We’ve also been very clear that there are extremist elements in the opposition. In fact, we’ve designated al-Nusra as a terrorist entity within the Syrian opposition. So we’ve always been very clear that there is a segment of the opposition that are extremists, but that there’s a broader majority who are moderate.
And frankly, the more we’re engaged and the more we’re able to provide assistance and work with other countries who are providing assistance, the more we’re able to reinforce the more moderate elements of the opposition. So our policy is aimed at isolating those more extremist elements and empowering those more moderate elements.
And I think Secretary Kerry had it exactly right when he characterized the extremist elements of the opposition as a minority and, frankly, identified a broader majority of Syrians who simply want a better and more peaceful future.
Q Any response to Putin’s characterization of Kerry as a liar?

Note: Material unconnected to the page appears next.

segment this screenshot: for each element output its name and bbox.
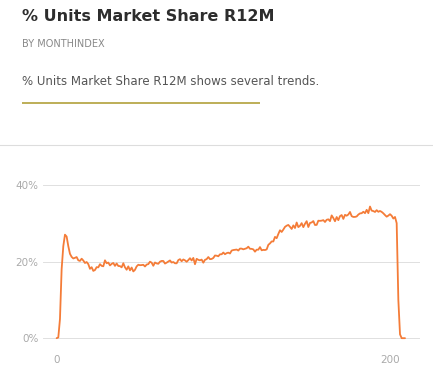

MR. RHODES: Well, we certainly would side with Secretary Kerry in that back-and-forth. We think Secretary Kerry was certainly telling the truth. And he reflects longstanding U.S. policy in terms of saying there’s an element of the opposition that we believe is extremist and we’re not going to work with in al-Nusra, but there’s a broader majority that we believe we can empower in terms of strengthening a more moderate force.
We’ve also said, by the way, to President Putin for some time now that the fact that he has concerns about the opposition is all the more reason to invest in a political process that can bring the conflict to a conclusion, but that in that process, there’s no way to envision Bashar al-Assad staying in power. A leader who gassed to death well over a thousand citizens and killed many, many more is simply not going to be able to regain legitimacy.
So those who were concerned about ongoing violence leading to extremists taking root in Syria should invest efforts in finding that type of political solution.
Q Thanks, Ben.
MR. RHODES: Thanks.
MR. CARNEY: Thank you all very much.